The TSC-mTOR pathway mediates translational activation of TOP mRNAs by insulin largely in a raptor- or rictor-independent manner

Ilona Patursky-Polischuk  1 Miri Stolovich-RainMirit Hausner-HanochiJudith KasirNadine CybulskiJoseph AvruchMarkus A RüeggMichael N HallOded Meyuhas
Affiliations

The TSC-mTOR pathway mediates translational activation of TOP mRNAs by insulin largely in a raptor- or rictor-independent manner

Ilona Patursky-Polischuk et al. Mol Cell Biol. 2009 Feb.

Erratum in

  • Mol Cell Biol. 2009 Mar;29(6):1670

Abstract

The stimulatory effect of insulin on protein synthesis is due to its ability to activate various translation factors.

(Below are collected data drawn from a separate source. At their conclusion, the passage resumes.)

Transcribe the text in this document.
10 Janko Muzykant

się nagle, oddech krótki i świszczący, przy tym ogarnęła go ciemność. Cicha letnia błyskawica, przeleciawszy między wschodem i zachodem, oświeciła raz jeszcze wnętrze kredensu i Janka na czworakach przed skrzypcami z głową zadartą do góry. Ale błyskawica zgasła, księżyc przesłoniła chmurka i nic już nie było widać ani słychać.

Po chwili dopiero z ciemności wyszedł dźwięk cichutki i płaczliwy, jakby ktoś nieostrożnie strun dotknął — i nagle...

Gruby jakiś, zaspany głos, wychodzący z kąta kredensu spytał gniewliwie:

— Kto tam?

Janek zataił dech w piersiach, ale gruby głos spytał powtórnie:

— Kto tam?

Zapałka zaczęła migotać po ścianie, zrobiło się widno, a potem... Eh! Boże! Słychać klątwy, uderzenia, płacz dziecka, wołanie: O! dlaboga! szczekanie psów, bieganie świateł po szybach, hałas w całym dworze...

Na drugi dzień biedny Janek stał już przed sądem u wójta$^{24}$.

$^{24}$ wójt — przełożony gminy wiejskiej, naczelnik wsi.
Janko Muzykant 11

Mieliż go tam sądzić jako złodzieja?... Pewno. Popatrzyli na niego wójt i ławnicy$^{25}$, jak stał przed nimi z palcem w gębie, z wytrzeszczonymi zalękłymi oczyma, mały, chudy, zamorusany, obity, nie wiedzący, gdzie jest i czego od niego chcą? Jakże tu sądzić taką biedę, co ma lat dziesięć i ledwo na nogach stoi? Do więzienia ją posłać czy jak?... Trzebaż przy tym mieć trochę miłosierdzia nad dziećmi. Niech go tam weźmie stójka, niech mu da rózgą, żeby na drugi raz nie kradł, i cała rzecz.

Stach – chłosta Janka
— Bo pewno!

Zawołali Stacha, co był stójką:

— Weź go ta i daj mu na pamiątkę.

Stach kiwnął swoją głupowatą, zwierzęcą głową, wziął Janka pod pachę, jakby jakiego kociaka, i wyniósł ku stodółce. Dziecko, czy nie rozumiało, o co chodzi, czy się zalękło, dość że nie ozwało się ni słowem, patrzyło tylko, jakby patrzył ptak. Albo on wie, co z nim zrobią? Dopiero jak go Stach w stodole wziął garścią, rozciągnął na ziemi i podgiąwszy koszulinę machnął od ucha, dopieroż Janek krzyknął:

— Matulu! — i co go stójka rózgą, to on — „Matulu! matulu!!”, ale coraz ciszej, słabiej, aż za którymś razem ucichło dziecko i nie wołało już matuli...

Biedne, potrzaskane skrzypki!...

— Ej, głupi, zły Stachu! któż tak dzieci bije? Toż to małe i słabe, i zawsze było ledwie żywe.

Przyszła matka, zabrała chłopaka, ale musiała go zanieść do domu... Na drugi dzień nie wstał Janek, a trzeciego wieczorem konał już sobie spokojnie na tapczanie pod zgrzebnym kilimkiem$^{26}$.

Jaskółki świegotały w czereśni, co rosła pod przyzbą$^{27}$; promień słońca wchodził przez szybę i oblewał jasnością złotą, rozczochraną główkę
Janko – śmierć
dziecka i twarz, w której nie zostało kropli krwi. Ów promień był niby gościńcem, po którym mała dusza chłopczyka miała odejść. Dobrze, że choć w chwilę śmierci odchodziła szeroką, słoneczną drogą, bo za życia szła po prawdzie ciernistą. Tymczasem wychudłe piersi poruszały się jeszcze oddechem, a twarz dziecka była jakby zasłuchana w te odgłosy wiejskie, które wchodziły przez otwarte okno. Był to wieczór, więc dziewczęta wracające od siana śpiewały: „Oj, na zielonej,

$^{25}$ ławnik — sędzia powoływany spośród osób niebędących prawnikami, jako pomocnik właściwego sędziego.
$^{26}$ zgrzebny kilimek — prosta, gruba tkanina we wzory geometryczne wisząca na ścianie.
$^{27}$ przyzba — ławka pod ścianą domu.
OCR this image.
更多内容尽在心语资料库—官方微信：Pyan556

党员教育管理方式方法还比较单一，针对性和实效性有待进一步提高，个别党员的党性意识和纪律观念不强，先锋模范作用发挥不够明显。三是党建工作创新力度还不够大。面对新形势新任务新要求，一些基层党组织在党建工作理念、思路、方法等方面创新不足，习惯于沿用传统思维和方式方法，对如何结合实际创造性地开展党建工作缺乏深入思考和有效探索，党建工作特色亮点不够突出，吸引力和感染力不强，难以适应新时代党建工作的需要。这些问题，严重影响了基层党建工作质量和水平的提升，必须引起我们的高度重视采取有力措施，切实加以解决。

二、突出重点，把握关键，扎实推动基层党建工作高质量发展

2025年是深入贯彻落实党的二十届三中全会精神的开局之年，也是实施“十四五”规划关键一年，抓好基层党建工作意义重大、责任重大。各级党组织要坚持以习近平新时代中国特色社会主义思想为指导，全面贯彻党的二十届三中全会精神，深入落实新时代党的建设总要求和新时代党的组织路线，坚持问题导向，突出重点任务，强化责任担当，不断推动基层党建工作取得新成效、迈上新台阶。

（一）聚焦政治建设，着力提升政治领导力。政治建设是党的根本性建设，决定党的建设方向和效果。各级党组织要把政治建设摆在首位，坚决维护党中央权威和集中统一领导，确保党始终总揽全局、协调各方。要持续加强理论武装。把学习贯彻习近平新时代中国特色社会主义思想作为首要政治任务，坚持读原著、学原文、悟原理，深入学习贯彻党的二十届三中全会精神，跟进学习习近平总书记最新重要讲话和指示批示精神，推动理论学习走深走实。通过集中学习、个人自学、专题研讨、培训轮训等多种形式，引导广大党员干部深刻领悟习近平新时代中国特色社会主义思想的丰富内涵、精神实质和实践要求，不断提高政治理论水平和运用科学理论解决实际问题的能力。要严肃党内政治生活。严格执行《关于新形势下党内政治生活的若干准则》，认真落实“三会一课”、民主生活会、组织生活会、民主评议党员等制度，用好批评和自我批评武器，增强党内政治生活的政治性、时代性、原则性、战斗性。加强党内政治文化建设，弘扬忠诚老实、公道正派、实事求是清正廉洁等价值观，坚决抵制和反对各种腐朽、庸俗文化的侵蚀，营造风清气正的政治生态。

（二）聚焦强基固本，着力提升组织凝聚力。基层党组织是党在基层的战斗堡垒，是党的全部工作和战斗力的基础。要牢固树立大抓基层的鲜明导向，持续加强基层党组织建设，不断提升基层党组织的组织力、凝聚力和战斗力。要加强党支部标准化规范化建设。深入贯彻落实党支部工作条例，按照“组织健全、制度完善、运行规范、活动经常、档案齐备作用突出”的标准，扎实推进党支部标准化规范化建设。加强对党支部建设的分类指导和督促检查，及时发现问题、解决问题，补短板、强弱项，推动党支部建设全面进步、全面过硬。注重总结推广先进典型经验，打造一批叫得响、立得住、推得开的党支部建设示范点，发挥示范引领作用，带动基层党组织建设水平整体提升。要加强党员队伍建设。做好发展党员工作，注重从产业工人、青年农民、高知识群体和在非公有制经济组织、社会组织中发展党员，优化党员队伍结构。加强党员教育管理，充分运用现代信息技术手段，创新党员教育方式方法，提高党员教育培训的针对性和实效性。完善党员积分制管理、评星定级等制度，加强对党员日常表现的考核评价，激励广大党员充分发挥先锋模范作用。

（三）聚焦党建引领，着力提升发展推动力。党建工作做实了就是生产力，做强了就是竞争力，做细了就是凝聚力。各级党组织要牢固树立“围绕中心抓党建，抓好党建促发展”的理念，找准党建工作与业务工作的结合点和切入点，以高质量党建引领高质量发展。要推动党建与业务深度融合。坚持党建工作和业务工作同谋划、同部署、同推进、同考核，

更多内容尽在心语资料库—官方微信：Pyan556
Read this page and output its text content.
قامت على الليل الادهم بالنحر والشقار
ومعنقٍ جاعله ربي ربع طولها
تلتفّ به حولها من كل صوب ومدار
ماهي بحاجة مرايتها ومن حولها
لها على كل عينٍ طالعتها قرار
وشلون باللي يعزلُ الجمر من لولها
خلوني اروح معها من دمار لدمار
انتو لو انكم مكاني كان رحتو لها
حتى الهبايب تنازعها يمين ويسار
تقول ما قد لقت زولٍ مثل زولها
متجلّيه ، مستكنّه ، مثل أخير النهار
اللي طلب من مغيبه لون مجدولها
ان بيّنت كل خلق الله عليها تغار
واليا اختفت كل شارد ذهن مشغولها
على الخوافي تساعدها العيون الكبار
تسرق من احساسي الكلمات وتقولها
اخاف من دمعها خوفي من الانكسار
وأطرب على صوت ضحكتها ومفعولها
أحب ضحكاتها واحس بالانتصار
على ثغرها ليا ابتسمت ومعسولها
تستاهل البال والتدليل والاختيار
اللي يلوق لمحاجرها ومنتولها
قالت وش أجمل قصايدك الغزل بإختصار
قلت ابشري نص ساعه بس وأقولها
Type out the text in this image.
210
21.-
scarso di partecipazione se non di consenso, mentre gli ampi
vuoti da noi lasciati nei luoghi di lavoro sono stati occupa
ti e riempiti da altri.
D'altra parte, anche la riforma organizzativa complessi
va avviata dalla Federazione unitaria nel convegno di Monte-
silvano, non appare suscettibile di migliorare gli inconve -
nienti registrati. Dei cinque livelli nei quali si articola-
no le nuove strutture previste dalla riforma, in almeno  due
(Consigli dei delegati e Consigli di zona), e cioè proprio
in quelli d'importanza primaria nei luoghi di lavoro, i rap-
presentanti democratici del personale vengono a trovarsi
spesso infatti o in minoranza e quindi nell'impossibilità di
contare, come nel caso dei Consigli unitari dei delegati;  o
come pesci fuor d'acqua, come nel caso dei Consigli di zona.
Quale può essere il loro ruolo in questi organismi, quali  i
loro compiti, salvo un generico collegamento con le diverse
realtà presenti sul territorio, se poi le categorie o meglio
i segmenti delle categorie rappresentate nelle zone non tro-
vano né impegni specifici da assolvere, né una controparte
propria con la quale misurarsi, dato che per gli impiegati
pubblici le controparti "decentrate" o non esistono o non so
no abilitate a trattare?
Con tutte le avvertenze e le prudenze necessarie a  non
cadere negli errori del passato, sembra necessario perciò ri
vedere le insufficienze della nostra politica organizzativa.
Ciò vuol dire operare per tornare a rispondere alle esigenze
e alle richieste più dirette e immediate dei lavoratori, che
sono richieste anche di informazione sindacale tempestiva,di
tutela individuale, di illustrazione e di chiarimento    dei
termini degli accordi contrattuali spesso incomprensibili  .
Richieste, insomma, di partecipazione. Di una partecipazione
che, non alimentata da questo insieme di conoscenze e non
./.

We now show that insulin can increase protein synthesis capacity also by translational activation of TOP mRNAs encoding various components of the translation machinery. This translational activation involves the tuberous sclerosis complex (TSC), as the knockout of TSC1 or TSC2 rescues TOP mRNAs from translational repression in mitotically arrested cells. Similar results were obtained upon overexpression of Rheb, an immediate TSC1-TSC2 target. The role of mTOR, a downstream effector of Rheb, in translational control of TOP mRNAs has been extensively studied, albeit with conflicting results. Even though rapamycin fully blocks mTOR complex 1 (mTORC1) kinase activity, the response of TOP mRNAs to this drug varies from complete resistance to high sensitivity. Here we show that mTOR knockdown blunts the translation efficiency of TOP mRNAs in insulin-treated cells, thus unequivocally establishing a role for mTOR in this mode of regulation. However, knockout of the raptor or rictor gene has only a slight effect on the translation efficiency of these mRNAs, implying that mTOR exerts its effect on TOP mRNAs through a novel pathway with a minor, if any, contribution of the canonical mTOR complexes mTORC1 and mTORC2. This conclusion is further supported by the observation that raptor knockout renders the translation of TOP mRNAs rapamycin hypersensitive.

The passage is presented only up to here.